Una de las cosas que más nos preocupan cuando nos planteamos comenzar a teñirnos el cabello es cómo le va a afectar la coloración a su salud.
Sabemos que el uso frecuente de tintes puede hacer que el pelo se debilite y se vuelva más quebradizo, afectando también a su volumen y luminosidad, haciendo que se vea más opaco.
Pero esto no tiene por qué ser así en absoluto ni hacernos echar para atrás en nuestra decisión. En nuestras manos está conseguir un cabello sano incluso si lo teñimos regularmente.
Para lograr que nuestro cabello tintado esté saludable y prolongar la intensidad del color, es esencial que tengamos una rutina diaria de cuidado capilar básica.
Con estas recomendaciones será suficiente para notar cambios eficaces:

Cuanto más natural sea el champú, mejor para el cabello y su color, ya que los ingredientes agresivos (como los parabenos y los sulfatos) pueden debilitar la estructura capilar e irritar la piel.
Al contrario, es conveniente elegir un champú que contenga ingredientes que lo fortalezcan y reparen como el pantenol, un conocido humectante, la biotina o vitamina B7, que lo mantiene fuerte, o la queratina, una proteína que le aporta brillo y vigor.
El agua demasiado caliente reseca el cabello y abre su cutícula, haciendo que se pierda el color más rápidamente. Por eso es mejor optar por una temperatura tibia o fría y lavar el pelo con menor frecuencia para no eliminar sus aceites naturales.
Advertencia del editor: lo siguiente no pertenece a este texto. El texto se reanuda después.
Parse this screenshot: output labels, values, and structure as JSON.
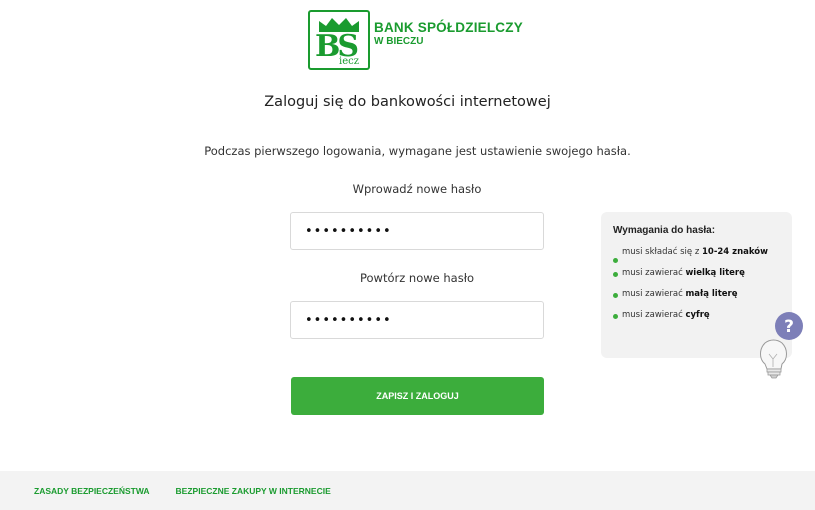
{
  "brand": {
    "name_line1": "BANK SPÓŁDZIELCZY",
    "name_line2": "W BIECZU",
    "logo_letters": "BS",
    "logo_small": "iecz",
    "color": "#1a9b2f"
  },
  "page": {
    "title": "Zaloguj się do bankowości internetowej",
    "info": "Podczas pierwszego logowania, wymagane jest ustawienie swojego hasła."
  },
  "form": {
    "new_password_label": "Wprowadź nowe hasło",
    "new_password_value": "••••••••••",
    "repeat_password_label": "Powtórz nowe hasło",
    "repeat_password_value": "••••••••••",
    "submit_label": "ZAPISZ I ZALOGUJ",
    "submit_color": "#3cad3c"
  },
  "requirements": {
    "title": "Wymagania do hasła:",
    "items": [
      {
        "text": "musi składać się z ",
        "strong": "10-24 znaków"
      },
      {
        "text": "musi zawierać ",
        "strong": "wielką literę"
      },
      {
        "text": "musi zawierać ",
        "strong": "małą literę"
      },
      {
        "text": "musi zawierać ",
        "strong": "cyfrę"
      }
    ],
    "help_icon": "lightbulb-question-icon"
  },
  "footer": {
    "links": [
      "ZASADY BEZPIECZEŃSTWA",
      "BEZPIECZNE ZAKUPY W INTERNECIE"
    ]
  }
}
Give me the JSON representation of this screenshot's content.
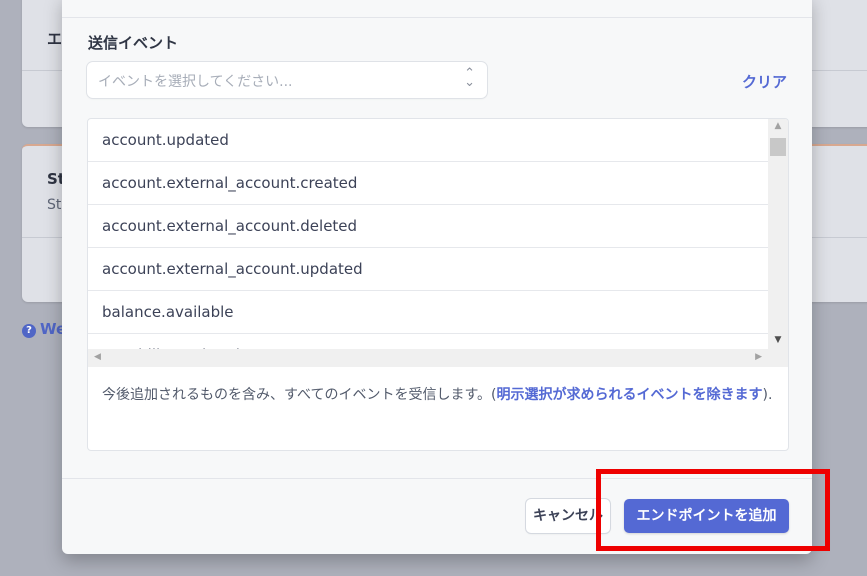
{
  "background": {
    "card1_title": "エ",
    "card2_title": "St",
    "card2_subtitle": "St",
    "help_link": "We"
  },
  "modal": {
    "section_label": "送信イベント",
    "select_placeholder": "イベントを選択してください...",
    "clear_label": "クリア",
    "events": [
      "account.updated",
      "account.external_account.created",
      "account.external_account.deleted",
      "account.external_account.updated",
      "balance.available",
      "capability.updated"
    ],
    "footer_text": "今後追加されるものを含み、すべてのイベントを受信します。(",
    "footer_link": "明示選択が求められるイベントを除きます",
    "footer_end": ").",
    "cancel_label": "キャンセル",
    "add_endpoint_label": "エンドポイントを追加"
  },
  "colors": {
    "accent": "#5469d4",
    "highlight": "#ee0000"
  }
}
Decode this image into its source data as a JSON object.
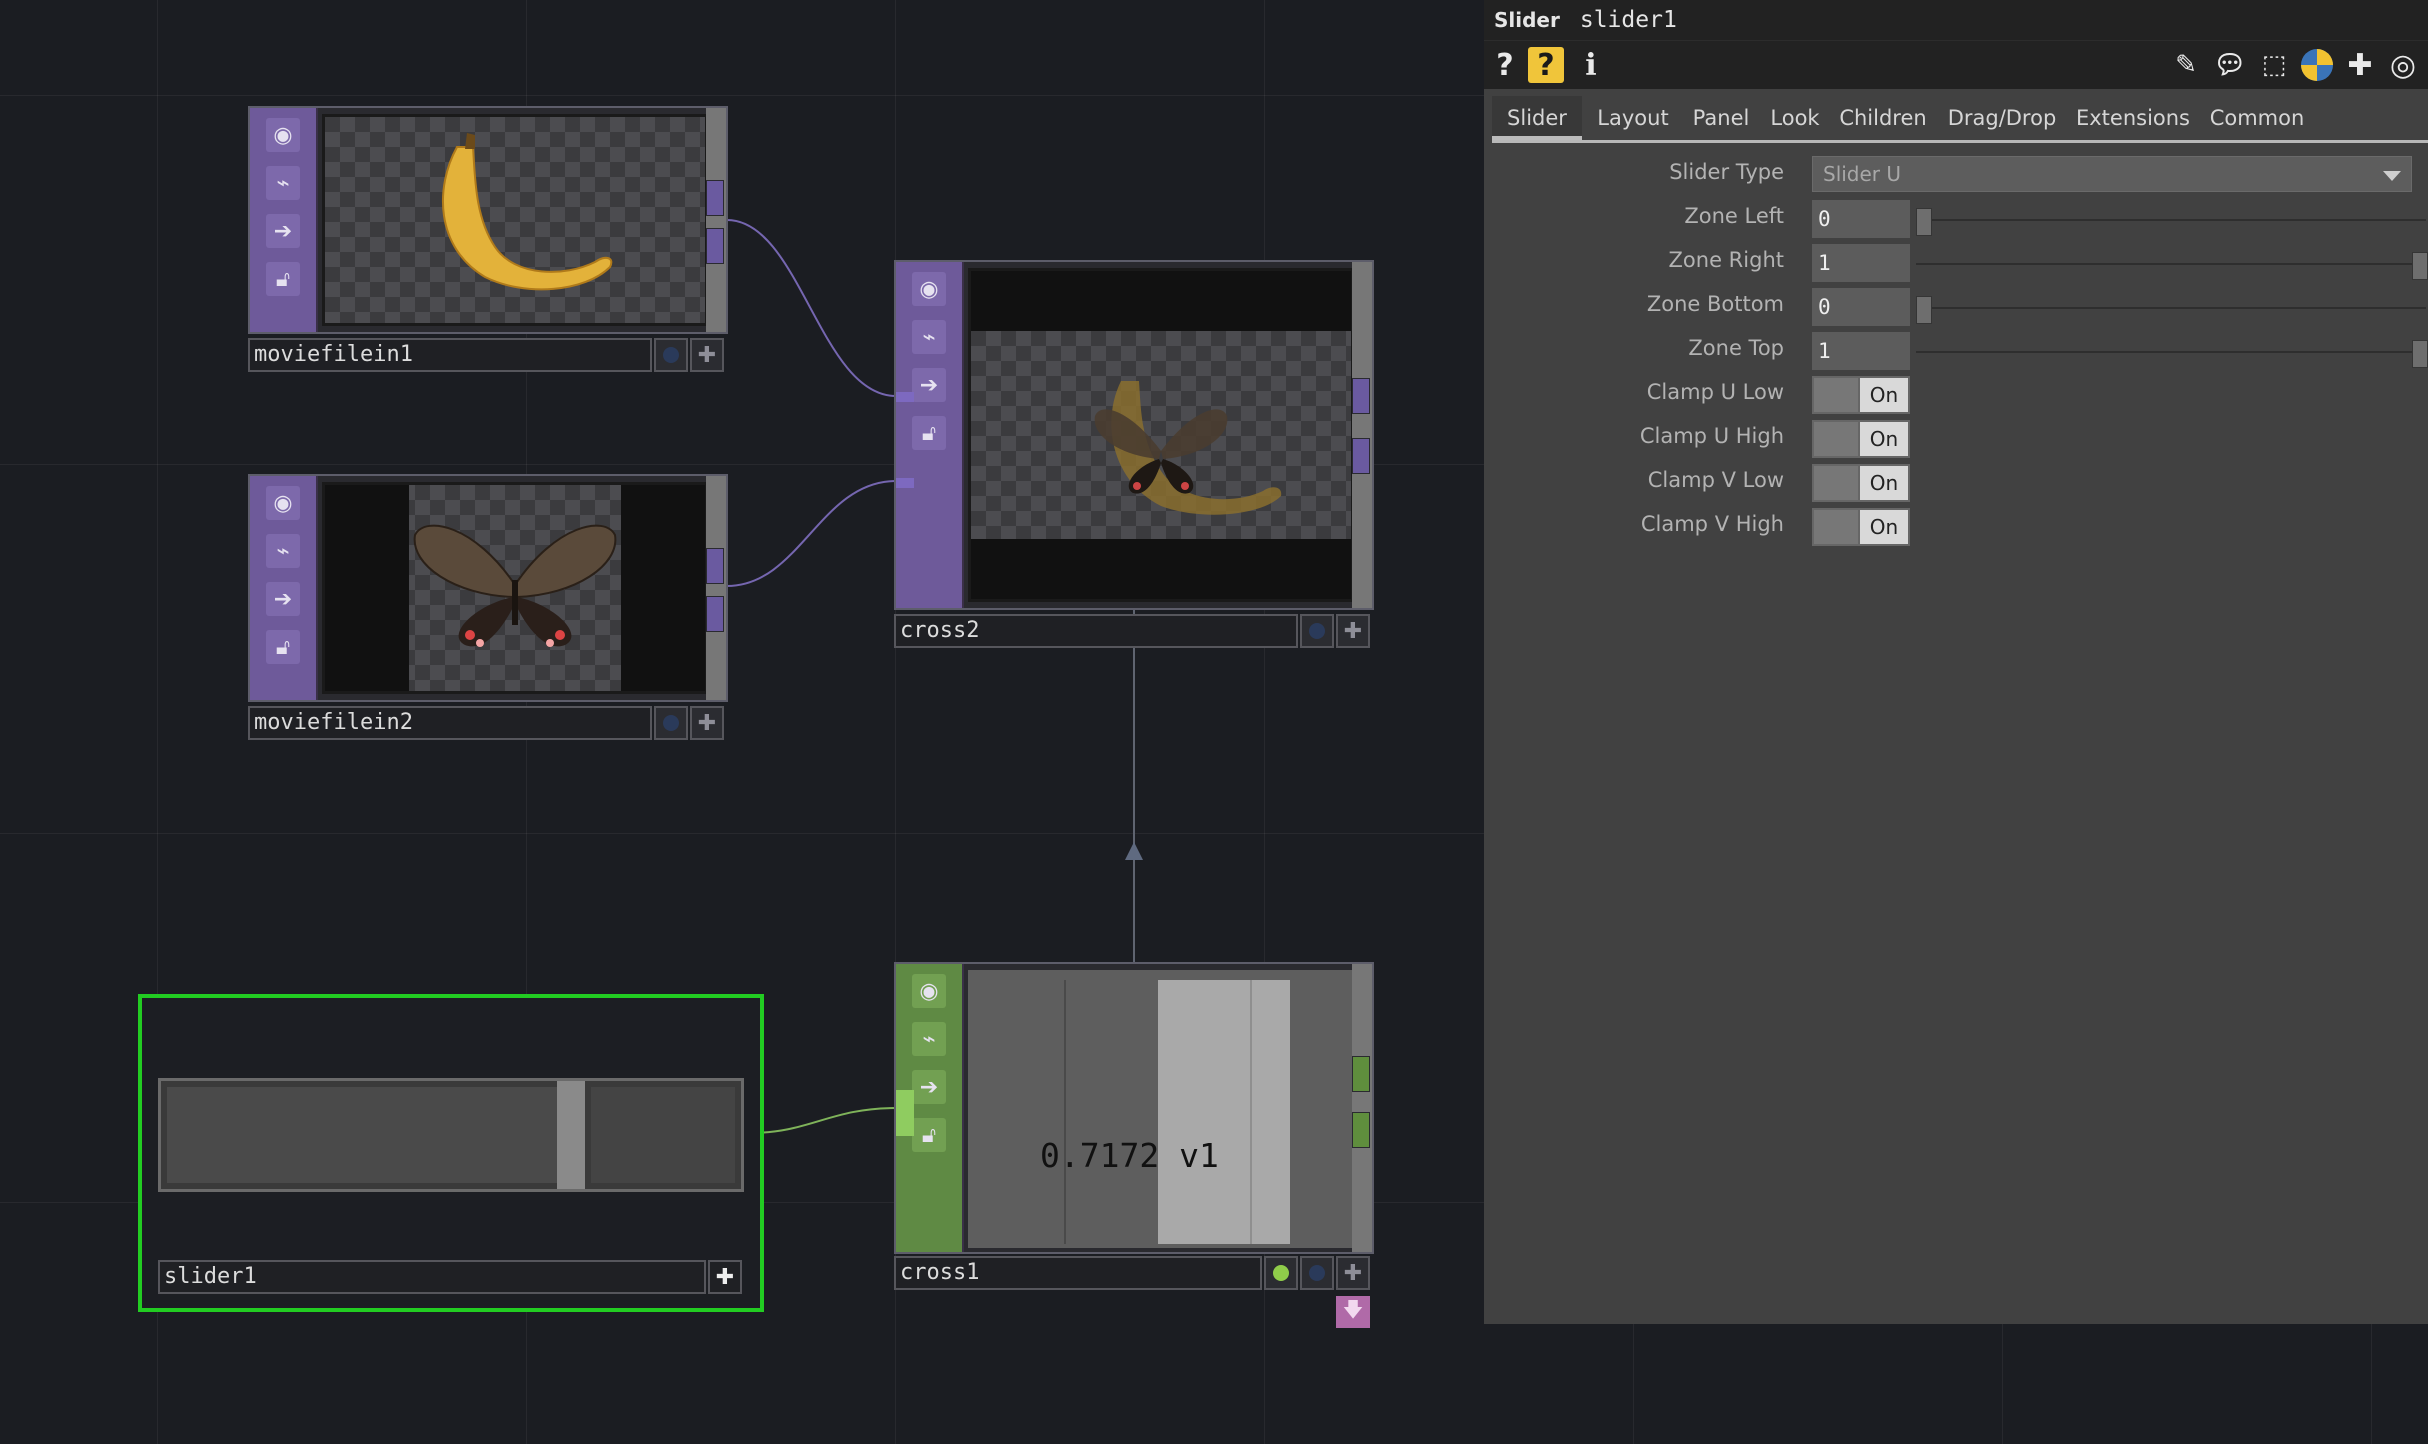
{
  "nodes": {
    "moviefilein1": {
      "name": "moviefilein1",
      "icon": "banana-image"
    },
    "moviefilein2": {
      "name": "moviefilein2",
      "icon": "butterfly-image"
    },
    "cross2": {
      "name": "cross2",
      "icon": "banana-butterfly-blend-image"
    },
    "cross1": {
      "name": "cross1",
      "value": "0.7172",
      "channel": "v1"
    },
    "slider1": {
      "name": "slider1",
      "value": 0.7172
    }
  },
  "side_icons": [
    "viewer-icon",
    "cook-icon",
    "bypass-icon",
    "lock-icon"
  ],
  "panel": {
    "type": "Slider",
    "name": "slider1",
    "tools_left": [
      "?",
      "?",
      "i"
    ],
    "tools_right": [
      "pencil-icon",
      "comment-icon",
      "clone-icon",
      "python-icon",
      "plus-icon",
      "target-icon"
    ],
    "tabs": [
      "Slider",
      "Layout",
      "Panel",
      "Look",
      "Children",
      "Drag/Drop",
      "Extensions",
      "Common"
    ],
    "active_tab": "Slider",
    "params": {
      "slider_type": {
        "label": "Slider Type",
        "value": "Slider U"
      },
      "zone_left": {
        "label": "Zone Left",
        "value": "0",
        "level": 0
      },
      "zone_right": {
        "label": "Zone Right",
        "value": "1",
        "level": 1
      },
      "zone_bottom": {
        "label": "Zone Bottom",
        "value": "0",
        "level": 0
      },
      "zone_top": {
        "label": "Zone Top",
        "value": "1",
        "level": 1
      },
      "clamp_u_low": {
        "label": "Clamp U Low",
        "value": "On"
      },
      "clamp_u_high": {
        "label": "Clamp U High",
        "value": "On"
      },
      "clamp_v_low": {
        "label": "Clamp V Low",
        "value": "On"
      },
      "clamp_v_high": {
        "label": "Clamp V High",
        "value": "On"
      }
    }
  },
  "colors": {
    "selection": "#22cc22",
    "top_family": "#6e5a9a",
    "chop_family": "#5f8a44"
  }
}
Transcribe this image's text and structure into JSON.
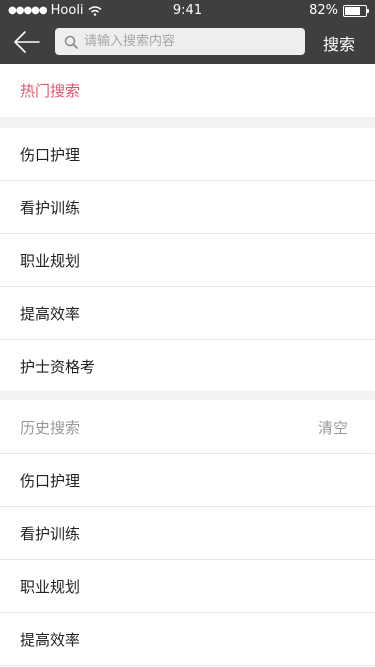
{
  "status_bar": {
    "signal": "●●●●●",
    "carrier": "Hooli",
    "time": "9:41",
    "battery_label": "82%",
    "battery_level": 0.82
  },
  "nav": {
    "search_placeholder": "请输入搜索内容",
    "search_button": "搜索"
  },
  "hot": {
    "title": "热门搜索",
    "items": [
      "伤口护理",
      "看护训练",
      "职业规划",
      "提高效率",
      "护士资格考"
    ]
  },
  "history": {
    "title": "历史搜索",
    "clear_label": "清空",
    "items": [
      "伤口护理",
      "看护训练",
      "职业规划",
      "提高效率"
    ]
  },
  "colors": {
    "bar_bg": "#3f3f3f",
    "accent": "#e0556f",
    "section_gap": "#f2f2f5"
  },
  "icons": [
    "back-arrow-icon",
    "search-icon",
    "wifi-icon",
    "battery-icon"
  ]
}
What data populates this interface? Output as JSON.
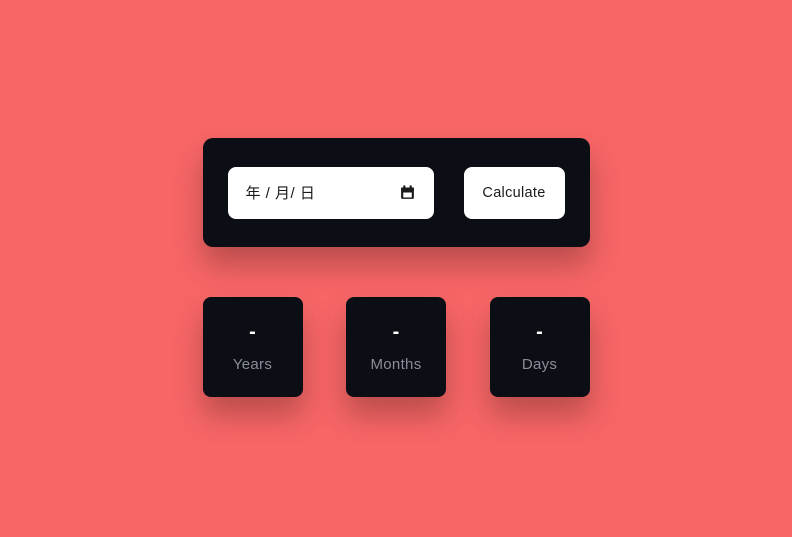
{
  "input": {
    "placeholder": "年 / 月/ 日",
    "calculate_label": "Calculate"
  },
  "results": {
    "years": {
      "value": "-",
      "label": "Years"
    },
    "months": {
      "value": "-",
      "label": "Months"
    },
    "days": {
      "value": "-",
      "label": "Days"
    }
  },
  "colors": {
    "background": "#f86666",
    "card": "#0c0e16",
    "field": "#ffffff",
    "label": "#8a8d98"
  }
}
El champú en seco es una excelente alternativa para emplear entre lavado y lavado para mantenerlo limpio sin perder color.
El agua de la ducha, sobre todo si es dura, también tiene efectos negativos en el cabello porque los minerales que contiene, como el calcio o el magnesio, tienden a unirse al pelo actuando como una película que no deja que le llegue la humedad necesaria, afectando a su coloración y brillo. Los acondicionadores especialmente diseñados para cabellos teñidos contrarrestan este efecto al hidratar la fibra capilar desde el interior.
Para prolongar la intensidad del color y lograr un cabello sano por más tiempo, usar una mascarilla protectora del color (preferentemente que incluya aceites naturales) una o dos veces por semana revitalizará la melena, la nutrirá y la mantendrá protegida de los factores externos.
El secador, la plancha o las tenacillas utilizados habitualmente dañan la estructura capilar, resecando el cabello y deshidratándolo. Además, un exceso de temperatura acabará destiñendo el color del pelo.
Si no tenemos más remedio que utilizar estas herramientas capilares, lo que sí debemos hacer siempre antes de exponer el cabello al calor (incluso cuando vamos a tomar el sol), es pulverizarlo con un protector térmico, un producto que alisa las cutículas, evita el encrespamiento, ayuda a mantener la humedad y previene la rotura.